In an interview with Kathimerini, Akinci said that there were dark clouds forming and it was up to Anastasiades to dissolve them.

“The mind of Mr Anastasiades has been divided into two parts, one thinks of the solution and the other elections,” Akinci was quoted as saying and he wondered how under the current circumstances steps could be taken towards a solution.

Monday’s Turkish press reports from the north had Akinci repeating his two demands even though Anastasiades has conceded the Enosis vote was wrong but to try and have it annulled would pit him against parliament, and party leaders make up the bulk of the National Council.

“If this step is taken, we will re-evaluate the situation,” said Akinci.

He added that Enosis has been “the source of all the problems we have experienced”, referring to past history that ultimately led to the island’s division.

The Turkish Cypriot leader questioned what would stop the same political parties from coming together post-solution and asking for an amendment to the constitution, just like President Makarios had done in 1963.

“This event has shown us that even a small party with two seats could drag the majority with it,” said Akinci. “It has shown us how necessary security and the deterrence of Turkey’s effective guarantees are and how right the Turkish Cypriots are when they ask for these guarantees.”

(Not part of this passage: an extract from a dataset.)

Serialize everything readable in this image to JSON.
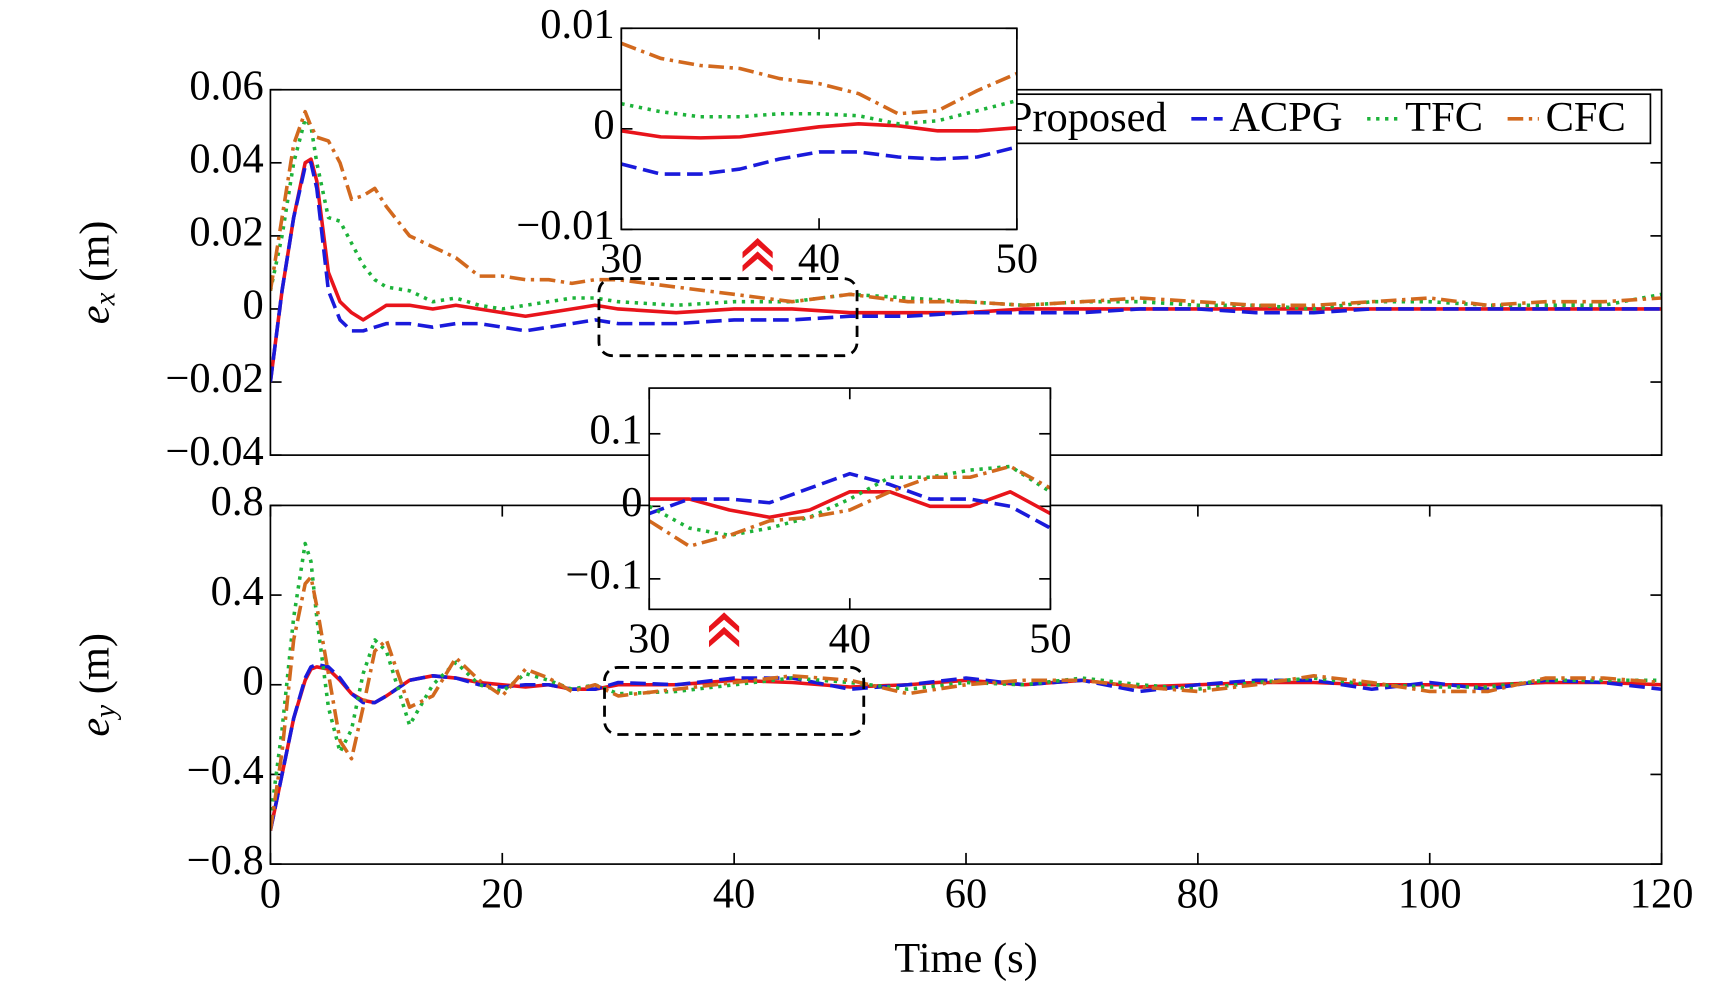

And now, he said, Anastasiades was calling on him to return to the negotiating table.

“They [Greek Cypriots] still find it difficult to accept the political equality of the Turkish Cypriots. If they continue… no result will come out from the negotiations anyway. Correcting this is in their hands.”

 Disy leader Averof Neophytou on Sunday conceded that the Enosis vote in the House over a week ago, from which his party abstained rather than oppose, might have been untimely given the status of the Cyprus negotiations but said the over reaction by the Turkish Cypriot side could give the impression that others were trying to get out of the talks.

“I want to be very clear that using a mere informative reference to an historical fact as an excuse… even though we recognise that it was untimely… or to create an impasse in the negotiations, either to be used as an excuse to justify the outdated system of 1960 guarantees is not just an overreaction, but gives the impression that others are trying to find a way to get out of the negotiations,” he said.

This, he added, was regardless of whether “we believe that it is not for the parliament to determine what historical references should apply to schools.”

“Our job is to keep alive our history…and already our party has filed a law proposal to transfer this responsibility to the ministry of education,” he added.

Neophytou said historical memory should not be a barrier to the Cyprus problem. A viable solution could only be based on mutual respect and not brinkmanship, he said.